Douglas A. McIntyre is the co-founder, chief executive officer and editor in chief of 24/7 Wall St. and 24/7 Tempo. He has held these jobs since 2006.

McIntyre has written thousands of articles for 24/7 Wall St. He is an expert on corporate finance, the automotive industry, media companies and international finance. He has edited articles on national demographics, sports, personal income and travel.

His work has been quoted or mentioned in The New York Times, The Wall Street Journal, Los Angeles Times, The Washington Post, NBC News, Time, The New Yorker, HuffPost USA Today, Business Insider, Yahoo, AOL, MarketWatch, The Atlantic, Bloomberg, New York Post, Chicago Tribune, Forbes, The Guardian and many other major publications. McIntyre has been a guest on CNBC, the BBC and television and radio stations across the country.

A magna cum laude graduate of Harvard College, McIntyre also was president of The Harvard Advocate. Founded in 1866, the Advocate is the oldest college publication in the United States.

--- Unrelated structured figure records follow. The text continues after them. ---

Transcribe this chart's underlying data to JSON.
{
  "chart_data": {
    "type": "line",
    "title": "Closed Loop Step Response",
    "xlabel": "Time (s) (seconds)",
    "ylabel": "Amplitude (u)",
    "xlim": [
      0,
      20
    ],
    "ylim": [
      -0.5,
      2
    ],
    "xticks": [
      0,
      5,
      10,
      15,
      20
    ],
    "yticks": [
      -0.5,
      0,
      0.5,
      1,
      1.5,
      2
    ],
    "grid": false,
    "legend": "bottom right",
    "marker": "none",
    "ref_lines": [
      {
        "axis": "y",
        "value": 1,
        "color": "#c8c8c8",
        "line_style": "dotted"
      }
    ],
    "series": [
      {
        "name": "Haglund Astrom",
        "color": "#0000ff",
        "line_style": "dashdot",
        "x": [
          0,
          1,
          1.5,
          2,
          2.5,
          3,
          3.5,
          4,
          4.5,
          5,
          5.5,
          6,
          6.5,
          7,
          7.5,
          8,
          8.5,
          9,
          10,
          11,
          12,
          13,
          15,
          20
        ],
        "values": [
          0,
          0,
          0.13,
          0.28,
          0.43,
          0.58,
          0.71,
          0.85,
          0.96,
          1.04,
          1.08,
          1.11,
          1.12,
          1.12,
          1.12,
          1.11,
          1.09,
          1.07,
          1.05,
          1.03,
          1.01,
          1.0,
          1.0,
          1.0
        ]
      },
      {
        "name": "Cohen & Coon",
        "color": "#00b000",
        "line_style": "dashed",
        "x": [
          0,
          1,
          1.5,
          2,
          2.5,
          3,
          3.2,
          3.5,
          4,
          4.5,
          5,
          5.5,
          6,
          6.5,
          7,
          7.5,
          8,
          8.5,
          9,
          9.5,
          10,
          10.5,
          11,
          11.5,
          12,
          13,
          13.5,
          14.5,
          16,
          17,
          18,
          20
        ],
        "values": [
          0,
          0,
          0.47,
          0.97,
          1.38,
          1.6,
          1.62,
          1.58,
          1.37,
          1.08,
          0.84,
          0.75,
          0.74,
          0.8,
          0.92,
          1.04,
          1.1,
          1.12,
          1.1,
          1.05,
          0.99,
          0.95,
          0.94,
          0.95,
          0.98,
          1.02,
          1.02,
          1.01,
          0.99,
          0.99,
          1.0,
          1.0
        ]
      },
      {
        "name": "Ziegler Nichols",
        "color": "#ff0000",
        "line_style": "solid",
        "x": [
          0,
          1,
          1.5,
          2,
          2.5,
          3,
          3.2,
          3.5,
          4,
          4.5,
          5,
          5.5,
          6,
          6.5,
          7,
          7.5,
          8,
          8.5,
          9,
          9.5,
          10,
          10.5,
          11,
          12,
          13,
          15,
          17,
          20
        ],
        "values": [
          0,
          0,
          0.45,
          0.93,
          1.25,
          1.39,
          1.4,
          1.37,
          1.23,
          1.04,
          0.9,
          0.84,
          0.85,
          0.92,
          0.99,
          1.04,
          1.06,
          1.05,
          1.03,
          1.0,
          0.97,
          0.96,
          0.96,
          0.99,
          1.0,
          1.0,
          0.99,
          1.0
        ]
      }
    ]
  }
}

TheStreet.com, Comps.com and Edgar Online are some of the public companies for which McIntyre served on the board of directors. He was a Vicinity Corporation board member when the company was sold to Microsoft in 2002. He served on the audit committees of some of these companies.

McIntyre has been the CEO of FutureSource, a provider of trading terminals and news to commodities and futures traders. He was president of Switchboard, the online phone directory company. He served as chairman and CEO of On2 Technologies, the video compression company that provided video compression software for Adobe’s Flash. Google bought On2 in 2009.